Tim Hayes

Furry Road: Tank Girl rolls on

For The Comics Journal a review of some seven-year-old Tank Girl comics that got reissued in a box by Titan in 2024. How many people are out there buying seven-year-old Tank Girl comics is a question, but the strip hasn't been much affected by that kind of gravity ever since writer Alan Martin brought it back from post-Hollywood deep freeze in 2007. (Not until now, anyway: a new hiatus might currently be underway.)

The standard chat is to say Martin and Jamie Hewlett's original 1980s Tank Girl spawned from Margaret Thatcher's macho if not cursed photocall lurching around Lower Saxony in a Challenger tank, and I’ve just repeated that anecdote in print; but the strip was a kick at the late 1980s as a mood as much as anything specific, a rectal thermometer dressed up as sweary bollocks big-boots comics.
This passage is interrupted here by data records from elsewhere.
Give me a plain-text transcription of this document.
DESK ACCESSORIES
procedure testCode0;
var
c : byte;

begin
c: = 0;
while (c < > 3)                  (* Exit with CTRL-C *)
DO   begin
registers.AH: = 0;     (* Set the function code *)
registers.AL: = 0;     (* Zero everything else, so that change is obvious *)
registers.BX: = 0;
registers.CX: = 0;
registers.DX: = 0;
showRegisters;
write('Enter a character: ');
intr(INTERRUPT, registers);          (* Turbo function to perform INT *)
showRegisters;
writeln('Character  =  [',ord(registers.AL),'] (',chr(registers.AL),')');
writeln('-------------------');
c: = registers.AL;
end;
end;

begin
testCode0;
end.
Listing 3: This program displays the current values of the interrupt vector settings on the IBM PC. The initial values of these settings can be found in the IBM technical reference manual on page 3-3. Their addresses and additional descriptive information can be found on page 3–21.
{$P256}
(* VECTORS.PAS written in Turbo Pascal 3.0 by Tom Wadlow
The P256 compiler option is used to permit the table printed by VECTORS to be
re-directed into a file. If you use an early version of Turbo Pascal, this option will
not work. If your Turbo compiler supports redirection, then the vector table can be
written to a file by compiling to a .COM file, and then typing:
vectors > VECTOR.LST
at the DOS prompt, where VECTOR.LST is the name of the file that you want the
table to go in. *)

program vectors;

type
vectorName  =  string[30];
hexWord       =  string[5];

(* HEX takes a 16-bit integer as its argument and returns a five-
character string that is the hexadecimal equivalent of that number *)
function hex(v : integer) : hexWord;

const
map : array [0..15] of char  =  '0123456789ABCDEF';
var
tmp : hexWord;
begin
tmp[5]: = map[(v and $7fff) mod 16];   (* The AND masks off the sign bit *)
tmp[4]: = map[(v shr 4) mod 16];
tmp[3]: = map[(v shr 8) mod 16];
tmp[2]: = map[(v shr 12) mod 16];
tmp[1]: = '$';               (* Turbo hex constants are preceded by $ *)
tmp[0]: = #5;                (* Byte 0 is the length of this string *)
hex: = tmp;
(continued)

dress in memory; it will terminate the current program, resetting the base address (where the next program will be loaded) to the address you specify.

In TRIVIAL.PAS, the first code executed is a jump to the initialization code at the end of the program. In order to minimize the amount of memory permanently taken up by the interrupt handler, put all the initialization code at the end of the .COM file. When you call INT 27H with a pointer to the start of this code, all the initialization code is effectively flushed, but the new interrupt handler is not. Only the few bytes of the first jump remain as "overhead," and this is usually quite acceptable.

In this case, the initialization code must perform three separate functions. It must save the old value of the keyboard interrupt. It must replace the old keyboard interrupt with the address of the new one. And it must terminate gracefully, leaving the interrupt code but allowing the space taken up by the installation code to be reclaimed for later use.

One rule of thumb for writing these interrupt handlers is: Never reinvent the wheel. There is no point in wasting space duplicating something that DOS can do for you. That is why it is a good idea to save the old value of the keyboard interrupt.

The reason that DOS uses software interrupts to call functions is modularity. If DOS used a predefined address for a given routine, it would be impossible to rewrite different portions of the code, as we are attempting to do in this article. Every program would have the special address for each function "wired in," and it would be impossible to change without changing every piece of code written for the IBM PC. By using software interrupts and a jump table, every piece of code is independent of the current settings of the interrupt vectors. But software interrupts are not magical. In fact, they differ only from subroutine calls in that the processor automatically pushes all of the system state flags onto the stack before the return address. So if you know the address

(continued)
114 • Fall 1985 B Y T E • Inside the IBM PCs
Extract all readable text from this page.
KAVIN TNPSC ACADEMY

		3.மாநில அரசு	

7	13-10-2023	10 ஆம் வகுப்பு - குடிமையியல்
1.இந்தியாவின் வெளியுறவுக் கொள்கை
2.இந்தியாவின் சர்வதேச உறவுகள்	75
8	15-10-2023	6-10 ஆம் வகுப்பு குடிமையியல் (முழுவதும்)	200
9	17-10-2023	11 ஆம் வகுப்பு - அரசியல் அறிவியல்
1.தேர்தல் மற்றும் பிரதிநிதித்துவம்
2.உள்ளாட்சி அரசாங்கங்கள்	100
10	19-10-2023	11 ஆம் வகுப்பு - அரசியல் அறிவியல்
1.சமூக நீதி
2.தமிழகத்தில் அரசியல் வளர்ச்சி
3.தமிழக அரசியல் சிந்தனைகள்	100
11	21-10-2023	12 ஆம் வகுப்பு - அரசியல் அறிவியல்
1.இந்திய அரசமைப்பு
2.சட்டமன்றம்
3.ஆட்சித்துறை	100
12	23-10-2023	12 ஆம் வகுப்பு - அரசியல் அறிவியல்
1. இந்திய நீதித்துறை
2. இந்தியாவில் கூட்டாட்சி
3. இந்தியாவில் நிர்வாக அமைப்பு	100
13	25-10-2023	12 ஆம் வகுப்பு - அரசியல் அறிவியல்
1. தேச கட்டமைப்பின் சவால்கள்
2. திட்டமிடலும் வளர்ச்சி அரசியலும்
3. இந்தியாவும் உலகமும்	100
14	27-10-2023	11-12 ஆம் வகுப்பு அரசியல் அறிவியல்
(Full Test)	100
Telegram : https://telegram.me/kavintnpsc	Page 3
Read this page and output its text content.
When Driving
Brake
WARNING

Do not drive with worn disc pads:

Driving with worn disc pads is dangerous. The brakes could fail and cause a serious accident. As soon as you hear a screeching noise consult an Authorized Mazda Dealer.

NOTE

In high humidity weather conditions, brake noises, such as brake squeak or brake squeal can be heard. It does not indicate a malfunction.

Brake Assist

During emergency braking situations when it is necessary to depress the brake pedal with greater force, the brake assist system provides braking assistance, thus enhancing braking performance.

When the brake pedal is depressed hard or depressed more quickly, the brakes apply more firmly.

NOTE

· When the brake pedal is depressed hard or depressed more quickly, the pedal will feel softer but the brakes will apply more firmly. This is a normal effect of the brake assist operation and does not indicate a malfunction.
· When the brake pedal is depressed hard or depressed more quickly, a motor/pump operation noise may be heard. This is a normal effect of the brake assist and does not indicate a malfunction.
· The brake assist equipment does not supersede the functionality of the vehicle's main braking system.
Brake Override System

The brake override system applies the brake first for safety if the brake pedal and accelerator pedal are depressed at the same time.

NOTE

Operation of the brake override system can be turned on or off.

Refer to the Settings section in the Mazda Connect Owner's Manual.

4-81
Since some of the ills it was responding to went away for a bit and have now come back, Martin's tending of his Tank Girl holy flame all this time might look like a decent artistic investment.

The other standard line is to call the strip punk and feminist, and well ok. Any creator-owned comic still going after 36 years has to have more going for it than just the sweary bollocks, and the spectrum of artists hired to illustrate it covers punks and modernists and romantics alike. I forgot that Mike McMahon drew a few issues in 2011 at his most aggressively uncompromising, pages less punk and more the Saw franchise remixed by The Young Ones. And sure Tank Girl is as feminist as the next strong female lunatic and female creators have drawn several variant covers, but none has so far had the run of a storyline. In any case Brett Parson draws these reissued stories, part of his stint as artist in residence from 2015 to 2020, in a style as slick and blithely crazed as Mad Magazine skiing straight off a ravine.

The guide-stars for Tank Girl predate the 1980s anyway, older British bonkers stuff like Roscoe Moscow in Sounds; plus most of Viz, already going a decade before Martin and Hewlett had a head of state soil himself in Tank Girl’s first story. That wise critic Amos Vogel reckoned that the sweet old slapstick comedians and the ferocious Dada artists were in exactly the same line of work, all kicking at a dull disappointing universe; and Tank Girl’s boots are landing on a similar spot.